À bien des égards, le modèle évolutif de développement et de traitement du cancer permet de dissiper le «mystère» du cancer. La propension de la maladie à frapper sans cause claire, ainsi que sa capacité à vaincre et à revenir même après un traitement hautement efficace et souvent hautement toxique, peuvent être considérées par les patients et les soignants comme à la fois désespérément compliquées et puissamment magiques. En revanche, comprendre que le cancer obéit aux règles de l'évolution, comme tous les autres systèmes vivants, peut nous donner confiance en la possibilité de le contrôler. Même sans remède, en utilisant notre compréhension de la dynamique de l'évolution, nous pouvons modifier le traitement de manière stratégique pour obtenir le meilleur résultat possible. Et les stratégies de prévention peuvent être orientées vers la création de paysages tissulaires dans le corps qui favorisent les cellules normales par rapport aux cellules cancéreuses.

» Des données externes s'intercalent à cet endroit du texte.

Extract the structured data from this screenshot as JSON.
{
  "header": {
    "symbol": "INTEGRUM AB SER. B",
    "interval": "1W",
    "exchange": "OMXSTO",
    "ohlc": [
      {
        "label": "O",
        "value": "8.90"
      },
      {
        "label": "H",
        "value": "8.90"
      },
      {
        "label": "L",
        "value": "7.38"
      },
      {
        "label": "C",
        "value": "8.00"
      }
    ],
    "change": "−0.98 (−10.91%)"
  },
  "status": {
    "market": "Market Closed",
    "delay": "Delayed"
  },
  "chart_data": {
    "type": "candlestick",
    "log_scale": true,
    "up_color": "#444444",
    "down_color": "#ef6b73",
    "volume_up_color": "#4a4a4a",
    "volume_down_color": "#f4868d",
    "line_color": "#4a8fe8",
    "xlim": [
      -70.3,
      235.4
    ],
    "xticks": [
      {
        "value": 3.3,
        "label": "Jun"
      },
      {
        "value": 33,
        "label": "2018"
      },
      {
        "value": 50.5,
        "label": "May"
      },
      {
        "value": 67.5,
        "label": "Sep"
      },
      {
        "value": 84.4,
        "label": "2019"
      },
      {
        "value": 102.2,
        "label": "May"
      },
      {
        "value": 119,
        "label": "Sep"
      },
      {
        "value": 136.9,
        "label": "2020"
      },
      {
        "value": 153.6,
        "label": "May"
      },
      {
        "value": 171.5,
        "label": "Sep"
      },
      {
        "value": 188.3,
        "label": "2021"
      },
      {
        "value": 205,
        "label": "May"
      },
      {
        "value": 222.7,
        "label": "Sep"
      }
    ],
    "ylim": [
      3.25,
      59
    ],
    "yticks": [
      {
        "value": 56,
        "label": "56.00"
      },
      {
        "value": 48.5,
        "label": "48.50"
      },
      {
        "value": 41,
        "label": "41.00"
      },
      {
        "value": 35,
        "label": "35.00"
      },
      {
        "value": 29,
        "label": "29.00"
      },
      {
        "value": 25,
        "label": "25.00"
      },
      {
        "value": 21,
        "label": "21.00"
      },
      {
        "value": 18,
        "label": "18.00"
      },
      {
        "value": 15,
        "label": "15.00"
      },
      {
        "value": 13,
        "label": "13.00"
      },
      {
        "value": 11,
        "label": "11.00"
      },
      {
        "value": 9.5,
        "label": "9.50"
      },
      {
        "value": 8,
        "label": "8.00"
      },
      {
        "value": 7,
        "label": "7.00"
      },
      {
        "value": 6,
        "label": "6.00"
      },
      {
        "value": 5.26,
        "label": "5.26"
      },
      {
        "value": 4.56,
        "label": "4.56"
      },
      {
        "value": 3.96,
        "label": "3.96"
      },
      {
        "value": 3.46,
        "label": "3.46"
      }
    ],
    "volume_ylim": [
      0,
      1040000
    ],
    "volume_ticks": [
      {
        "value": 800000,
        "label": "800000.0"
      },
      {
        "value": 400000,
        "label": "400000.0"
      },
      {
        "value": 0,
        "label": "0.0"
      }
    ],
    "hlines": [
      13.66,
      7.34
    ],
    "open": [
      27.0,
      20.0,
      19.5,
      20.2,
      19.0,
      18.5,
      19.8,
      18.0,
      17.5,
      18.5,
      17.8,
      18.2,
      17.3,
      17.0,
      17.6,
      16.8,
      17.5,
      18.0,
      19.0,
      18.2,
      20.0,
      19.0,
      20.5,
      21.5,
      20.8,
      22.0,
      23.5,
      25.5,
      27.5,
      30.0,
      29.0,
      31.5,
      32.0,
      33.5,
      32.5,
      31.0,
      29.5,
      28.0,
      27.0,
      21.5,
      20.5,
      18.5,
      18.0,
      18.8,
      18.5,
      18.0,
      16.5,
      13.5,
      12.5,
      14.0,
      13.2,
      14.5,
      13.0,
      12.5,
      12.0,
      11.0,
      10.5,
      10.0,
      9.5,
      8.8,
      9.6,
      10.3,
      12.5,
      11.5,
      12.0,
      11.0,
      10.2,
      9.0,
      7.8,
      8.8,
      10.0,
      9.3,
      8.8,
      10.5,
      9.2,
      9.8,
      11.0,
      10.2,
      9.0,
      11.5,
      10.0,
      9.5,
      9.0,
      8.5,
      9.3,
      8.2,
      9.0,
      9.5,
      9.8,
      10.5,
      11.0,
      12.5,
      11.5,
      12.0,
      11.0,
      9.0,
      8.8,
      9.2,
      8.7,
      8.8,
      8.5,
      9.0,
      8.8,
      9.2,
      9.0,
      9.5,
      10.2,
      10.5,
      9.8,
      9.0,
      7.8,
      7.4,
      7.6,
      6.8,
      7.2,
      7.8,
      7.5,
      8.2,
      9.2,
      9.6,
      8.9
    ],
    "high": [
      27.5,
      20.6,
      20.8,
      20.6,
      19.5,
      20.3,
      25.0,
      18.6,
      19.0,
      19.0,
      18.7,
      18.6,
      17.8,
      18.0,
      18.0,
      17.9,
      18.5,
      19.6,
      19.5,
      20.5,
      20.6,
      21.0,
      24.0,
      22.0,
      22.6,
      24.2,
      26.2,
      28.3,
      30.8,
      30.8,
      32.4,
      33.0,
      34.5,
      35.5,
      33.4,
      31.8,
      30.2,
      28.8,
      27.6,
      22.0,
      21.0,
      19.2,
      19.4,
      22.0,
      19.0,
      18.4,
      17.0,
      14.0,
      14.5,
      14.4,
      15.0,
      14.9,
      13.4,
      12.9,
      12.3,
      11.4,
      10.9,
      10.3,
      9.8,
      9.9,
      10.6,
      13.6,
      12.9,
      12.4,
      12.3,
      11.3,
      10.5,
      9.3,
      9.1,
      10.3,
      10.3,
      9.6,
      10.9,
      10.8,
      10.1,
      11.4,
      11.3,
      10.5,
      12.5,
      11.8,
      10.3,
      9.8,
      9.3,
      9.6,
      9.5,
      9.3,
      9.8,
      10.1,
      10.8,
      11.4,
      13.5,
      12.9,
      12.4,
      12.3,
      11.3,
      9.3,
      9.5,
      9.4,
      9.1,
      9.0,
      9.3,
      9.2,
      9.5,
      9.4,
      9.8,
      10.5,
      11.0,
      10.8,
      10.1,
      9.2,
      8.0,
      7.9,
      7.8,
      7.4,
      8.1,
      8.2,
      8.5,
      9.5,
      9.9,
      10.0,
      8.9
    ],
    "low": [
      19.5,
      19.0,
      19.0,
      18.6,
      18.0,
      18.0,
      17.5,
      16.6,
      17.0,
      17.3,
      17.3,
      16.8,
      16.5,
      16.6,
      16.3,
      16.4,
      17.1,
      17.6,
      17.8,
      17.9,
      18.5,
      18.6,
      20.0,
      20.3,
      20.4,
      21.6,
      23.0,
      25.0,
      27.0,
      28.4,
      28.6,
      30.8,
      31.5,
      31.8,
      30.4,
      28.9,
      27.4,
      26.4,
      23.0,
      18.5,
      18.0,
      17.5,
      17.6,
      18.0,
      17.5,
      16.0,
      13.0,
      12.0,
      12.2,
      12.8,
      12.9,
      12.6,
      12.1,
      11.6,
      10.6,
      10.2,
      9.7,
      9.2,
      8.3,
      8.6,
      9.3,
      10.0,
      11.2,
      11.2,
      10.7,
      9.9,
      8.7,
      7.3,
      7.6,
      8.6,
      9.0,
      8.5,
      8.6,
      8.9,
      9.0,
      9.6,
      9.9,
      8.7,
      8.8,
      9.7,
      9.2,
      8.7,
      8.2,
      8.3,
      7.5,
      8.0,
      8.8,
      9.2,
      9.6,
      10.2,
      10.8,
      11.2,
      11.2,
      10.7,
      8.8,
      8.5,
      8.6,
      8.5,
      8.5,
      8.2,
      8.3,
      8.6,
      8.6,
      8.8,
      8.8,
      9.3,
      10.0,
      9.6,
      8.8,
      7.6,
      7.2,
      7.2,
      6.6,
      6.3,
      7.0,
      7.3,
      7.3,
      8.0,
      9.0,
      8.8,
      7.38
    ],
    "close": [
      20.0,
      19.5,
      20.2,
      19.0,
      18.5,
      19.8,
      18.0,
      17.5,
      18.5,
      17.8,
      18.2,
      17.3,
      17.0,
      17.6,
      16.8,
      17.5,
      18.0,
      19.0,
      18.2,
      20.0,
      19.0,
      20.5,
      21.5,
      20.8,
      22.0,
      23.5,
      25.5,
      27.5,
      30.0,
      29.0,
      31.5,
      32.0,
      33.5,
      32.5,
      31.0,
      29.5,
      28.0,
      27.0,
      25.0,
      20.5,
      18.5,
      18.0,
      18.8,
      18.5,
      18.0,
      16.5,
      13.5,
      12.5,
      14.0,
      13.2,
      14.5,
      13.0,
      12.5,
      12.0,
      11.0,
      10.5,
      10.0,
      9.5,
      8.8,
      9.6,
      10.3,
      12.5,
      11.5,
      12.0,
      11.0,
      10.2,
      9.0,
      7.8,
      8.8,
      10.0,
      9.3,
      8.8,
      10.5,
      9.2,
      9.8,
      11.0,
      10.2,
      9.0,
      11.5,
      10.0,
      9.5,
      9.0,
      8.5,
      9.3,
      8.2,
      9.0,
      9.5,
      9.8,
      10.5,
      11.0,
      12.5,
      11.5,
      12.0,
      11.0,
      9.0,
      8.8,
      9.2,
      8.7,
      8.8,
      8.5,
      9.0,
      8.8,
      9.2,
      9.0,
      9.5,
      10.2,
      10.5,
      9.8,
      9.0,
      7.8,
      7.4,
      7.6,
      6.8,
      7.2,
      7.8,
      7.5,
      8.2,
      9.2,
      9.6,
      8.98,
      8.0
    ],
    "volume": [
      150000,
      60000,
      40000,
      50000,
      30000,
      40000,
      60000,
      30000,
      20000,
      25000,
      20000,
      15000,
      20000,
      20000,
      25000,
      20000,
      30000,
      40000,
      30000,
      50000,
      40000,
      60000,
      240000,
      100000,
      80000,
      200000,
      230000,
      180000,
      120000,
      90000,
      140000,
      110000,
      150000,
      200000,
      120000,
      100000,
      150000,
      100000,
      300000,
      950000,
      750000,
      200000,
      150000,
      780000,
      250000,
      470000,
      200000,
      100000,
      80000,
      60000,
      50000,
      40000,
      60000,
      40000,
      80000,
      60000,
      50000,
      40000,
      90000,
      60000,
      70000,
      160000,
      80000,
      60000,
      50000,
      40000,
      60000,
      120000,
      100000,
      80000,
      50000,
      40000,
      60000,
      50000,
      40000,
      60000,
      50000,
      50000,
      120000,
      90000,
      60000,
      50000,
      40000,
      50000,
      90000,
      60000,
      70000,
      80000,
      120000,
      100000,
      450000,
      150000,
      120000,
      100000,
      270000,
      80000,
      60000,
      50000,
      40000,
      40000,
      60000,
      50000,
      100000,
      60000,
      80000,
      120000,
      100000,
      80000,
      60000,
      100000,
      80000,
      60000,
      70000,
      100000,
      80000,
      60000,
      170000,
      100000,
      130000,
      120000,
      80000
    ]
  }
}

Depuis plus d'un siècle, la communauté de recherche sur le cancer cherche des «solutions miracles», des médicaments capables d'éliminer toutes les cellules cancéreuses tout en épargnant toutes les cellules normales. Le cancer a profité de l'évolution pour éviter ces médicaments. Mais nous pouvons aussi utiliser l'évolution. Nous avons l’occasion d’élargir le travail de Darwin et de ses successeurs afin d’élaborer des approches plus réalistes à la fois pour prévenir et maîtriser cette maladie mortelle.